Secondly, it is unlikely the immediate implications of this decision will be dramatic or critical for the people of Gaza. While Netanyahu and Defense Minister Avigdor Liberman received applause from Israeli ministers for the move, Palestinian merchants in the coastal enclave say the impact of the decision will hardly be noticed.
Basically, they say the situation in the Strip is so harsh that there is very little business in Gaza anyway, other than buying food.
“Who has money to buy electronic goods or new furniture in Gaza? Nobody even buys building materials, but if they do they get it from Egypt where it is cheaper. So what are we talking about? It’s bullshit,” a Gaza merchant explained.
“Your government had no strategy for Gaza and it seems as though it won’t have one in the future, and we will pay the price,” he said.
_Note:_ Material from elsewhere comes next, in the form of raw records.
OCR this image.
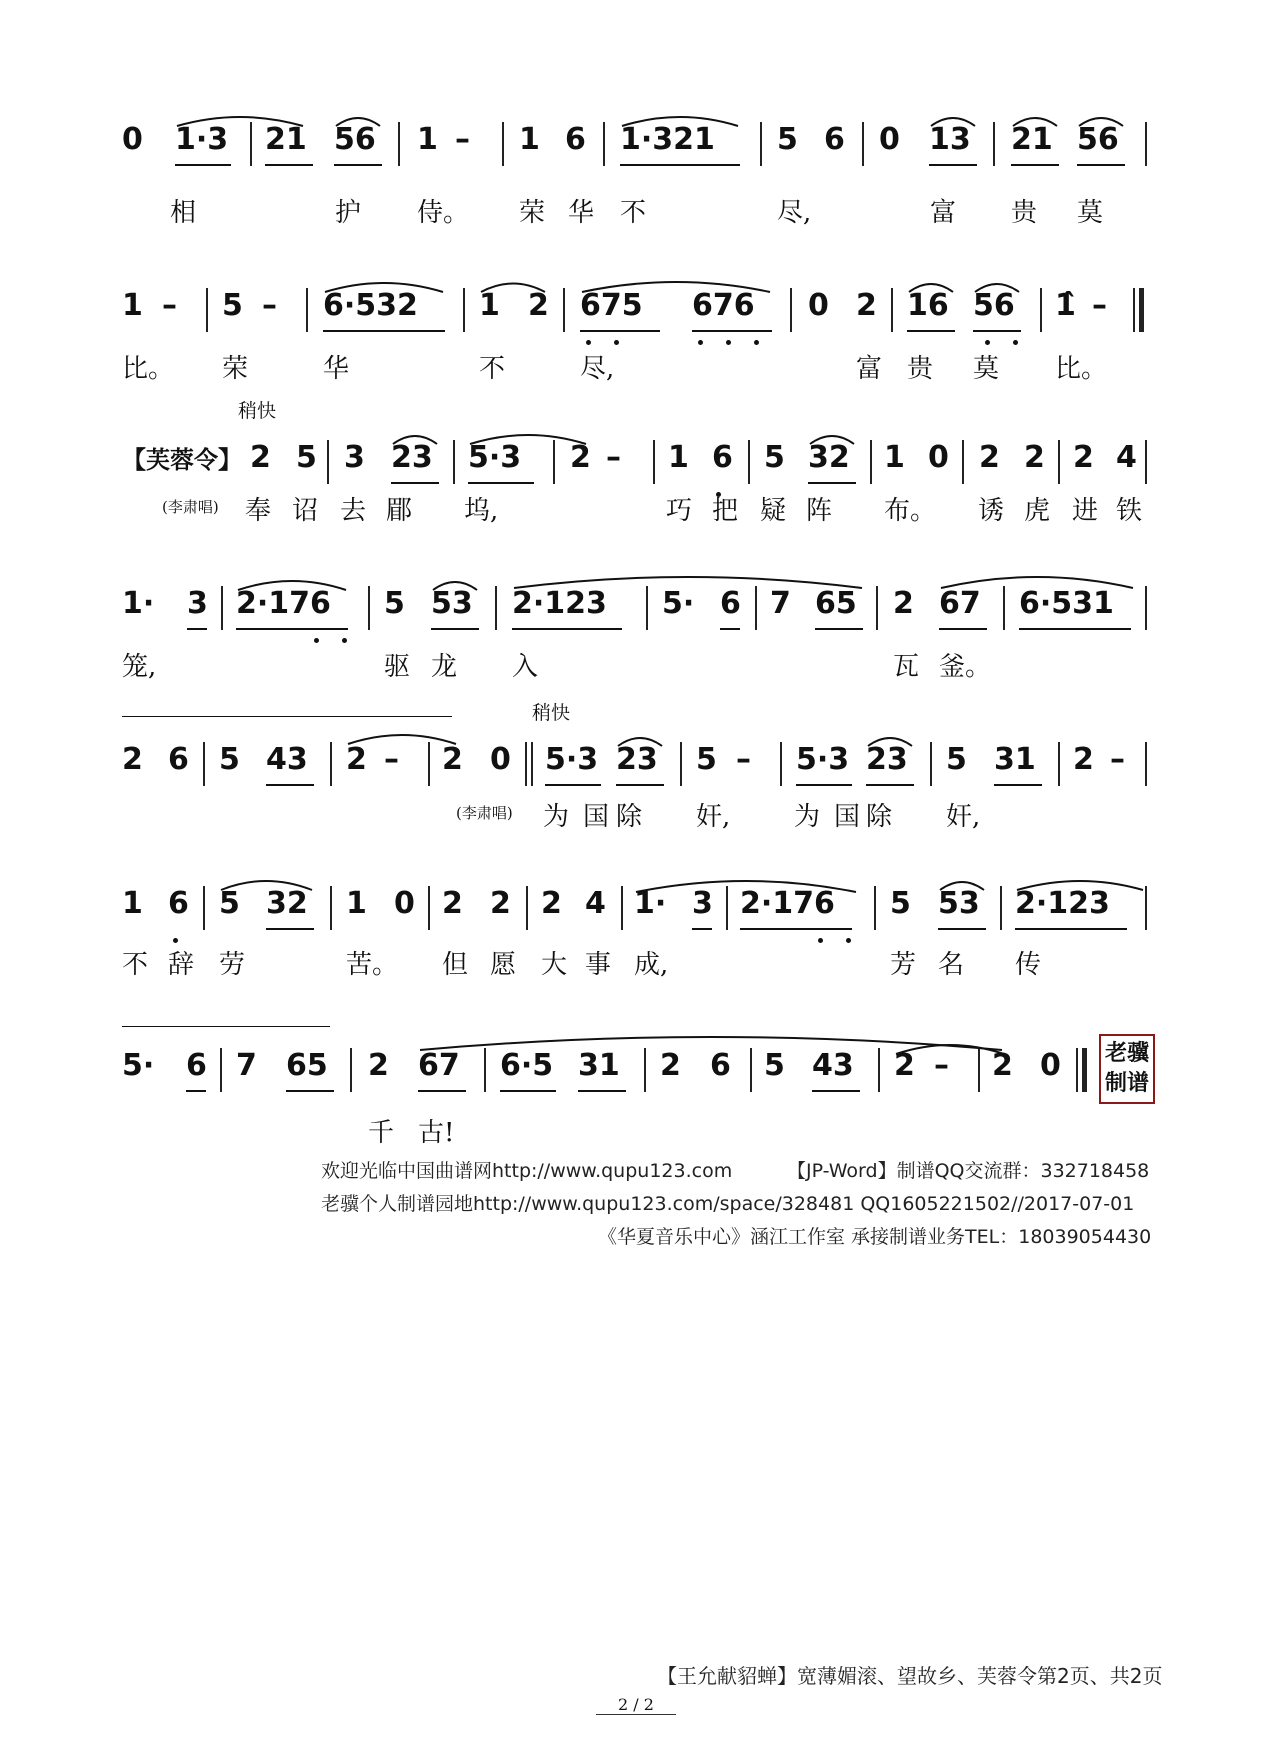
0 1·3 21 56 1 – 1 6 1·321 5 6 0 13 21 56
相	护 侍。 荣 华 不	尽,	富 贵 莫
1 – 5 – 6·532 1 2 675 676 0 2 16 56 1̂ –
比。 荣	华	不	尽,	富 贵 莫 比。
稍快
【芙蓉令】 2 5 3 23 5·3 2 – 1 6 5 32 1 0 2 2 2 4
(李肃唱) 奉 诏 去 郿 坞,	巧 把 疑 阵 布。 诱 虎 进 铁
1· 3 2·176 5 53 2·123 5· 6 7 65 2 67 6·531
笼,	驱 龙 入	瓦 釜。
稍快
2 6 5 43 2 – 2 0 5·3 23 5 – 5·3 23 5 31 2 –
(李肃唱) 为 国 除 奸, 为 国 除 奸,
1 6 5 32 1 0 2 2 2 4 1· 3 2·176 5 53 2·123
不 辞 劳	苦。 但 愿 大 事 成,	芳 名 传
5· 6 7 65 2 67 6·5 31 2 6 5 43 2 – 2 0
千 古!
老骥
制谱
欢迎光临中国曲谱网http://www.qupu123.com	【JP-Word】制谱QQ交流群：332718458
老骥个人制谱园地http://www.qupu123.com/space/328481 QQ1605221502//2017-07-01
《华夏音乐中心》涵江工作室 承接制谱业务TEL：18039054430
【王允献貂蝉】宽薄媚滚、望故乡、芙蓉令第2页、共2页
2 / 2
The despair in Gaza is so great, this man said, that any initiatives presented nowadays by the Egyptians, the Qataris, the United Nations, or anyone else, are met with a wall of skepticism and cynicism.
Hamas’s new deputy leader Salah al-Arouri (seated, left) and Fatah’s Azzam al-Ahmad (seated, right) sign a reconciliation deal in Cairo on October 12, 2017, as the two rival Palestinian movements work to end their decade-long split following negotiations overseen by Egypt. (AFP/Khaled Desouki)
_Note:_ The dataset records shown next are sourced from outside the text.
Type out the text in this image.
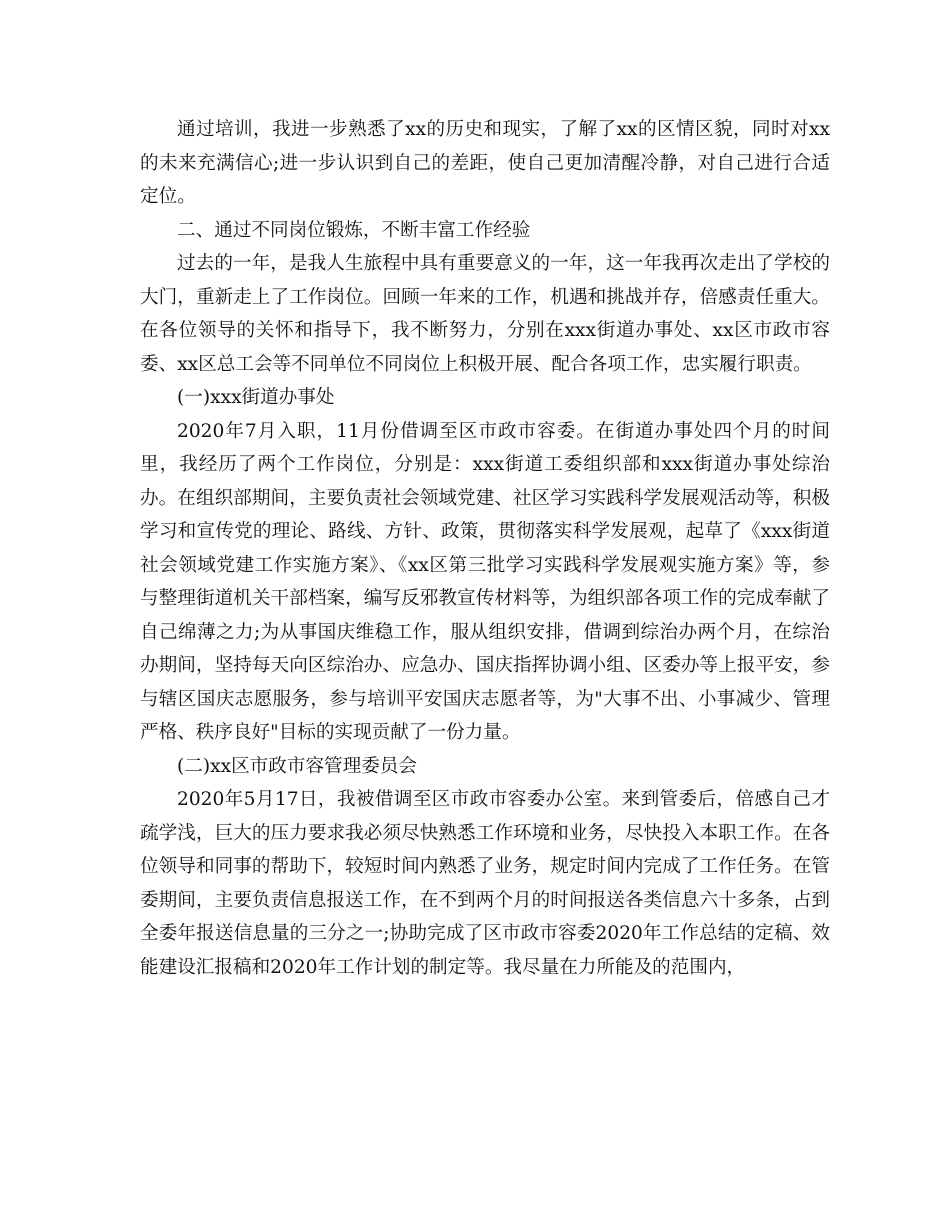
通过培训，我进一步熟悉了xx的历史和现实，了解了xx的区情区貌，同时对xx的未来充满信心;进一步认识到自己的差距，使自己更加清醒冷静，对自己进行合适定位。

二、通过不同岗位锻炼，不断丰富工作经验

过去的一年，是我人生旅程中具有重要意义的一年，这一年我再次走出了学校的大门，重新走上了工作岗位。回顾一年来的工作，机遇和挑战并存，倍感责任重大。在各位领导的关怀和指导下，我不断努力，分别在xxx街道办事处、xx区市政市容委、xx区总工会等不同单位不同岗位上积极开展、配合各项工作，忠实履行职责。

(一)xxx街道办事处

2020年7月入职，11月份借调至区市政市容委。在街道办事处四个月的时间里，我经历了两个工作岗位，分别是：xxx街道工委组织部和xxx街道办事处综治办。在组织部期间，主要负责社会领域党建、社区学习实践科学发展观活动等，积极学习和宣传党的理论、路线、方针、政策，贯彻落实科学发展观，起草了《xxx街道社会领域党建工作实施方案》、《xx区第三批学习实践科学发展观实施方案》等，参与整理街道机关干部档案，编写反邪教宣传材料等，为组织部各项工作的完成奉献了自己绵薄之力;为从事国庆维稳工作，服从组织安排，借调到综治办两个月，在综治办期间，坚持每天向区综治办、应急办、国庆指挥协调小组、区委办等上报平安，参与辖区国庆志愿服务，参与培训平安国庆志愿者等，为"大事不出、小事减少、管理严格、秩序良好"目标的实现贡献了一份力量。

(二)xx区市政市容管理委员会

2020年5月17日，我被借调至区市政市容委办公室。来到管委后，倍感自己才疏学浅，巨大的压力要求我必须尽快熟悉工作环境和业务，尽快投入本职工作。在各位领导和同事的帮助下，较短时间内熟悉了业务，规定时间内完成了工作任务。在管委期间，主要负责信息报送工作，在不到两个月的时间报送各类信息六十多条，占到全委年报送信息量的三分之一;协助完成了区市政市容委2020年工作总结的定稿、效能建设汇报稿和2020年工作计划的制定等。我尽量在力所能及的范围内，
“On Wednesday Fatah and Hamas representatives will meet in Cairo to discuss reconciliation,” he said. “Do you understand? How many times have we heard that sentence? Everyone is laughing at us to our faces, but also at you. Your government doesn’t know what to do and doesn’t even know what it wants with Gaza.”
Palestinian Authority President Mahmoud Abbas “promised many weeks ago that he would begin paying full salaries again to PA employees — his people, Fatah people — but it hasn’t happened. Who should we trust?” he told this reporter.
He and others in Gaza are also negative towards Hamas, though the criticism is less scathing, perhaps out of fear for their lives. Their main complaint is the fact that Hamas is funding its military wing at the expense of civilian infrastructure.
Furthermore, the main reason for the status quo which currently holds between Israel and Gaza is the clear lack of desire by either side for war. Israel and Hamas do not want to see the collapse of the other: Hamas needs Israel to preserve its rule in Gaza, and Israel needs Hamas to keep the quiet.
The big question is: Will the dire economic situation in Gaza endanger Hamas’s control over the Strip in a way that will cause an end to the quiet?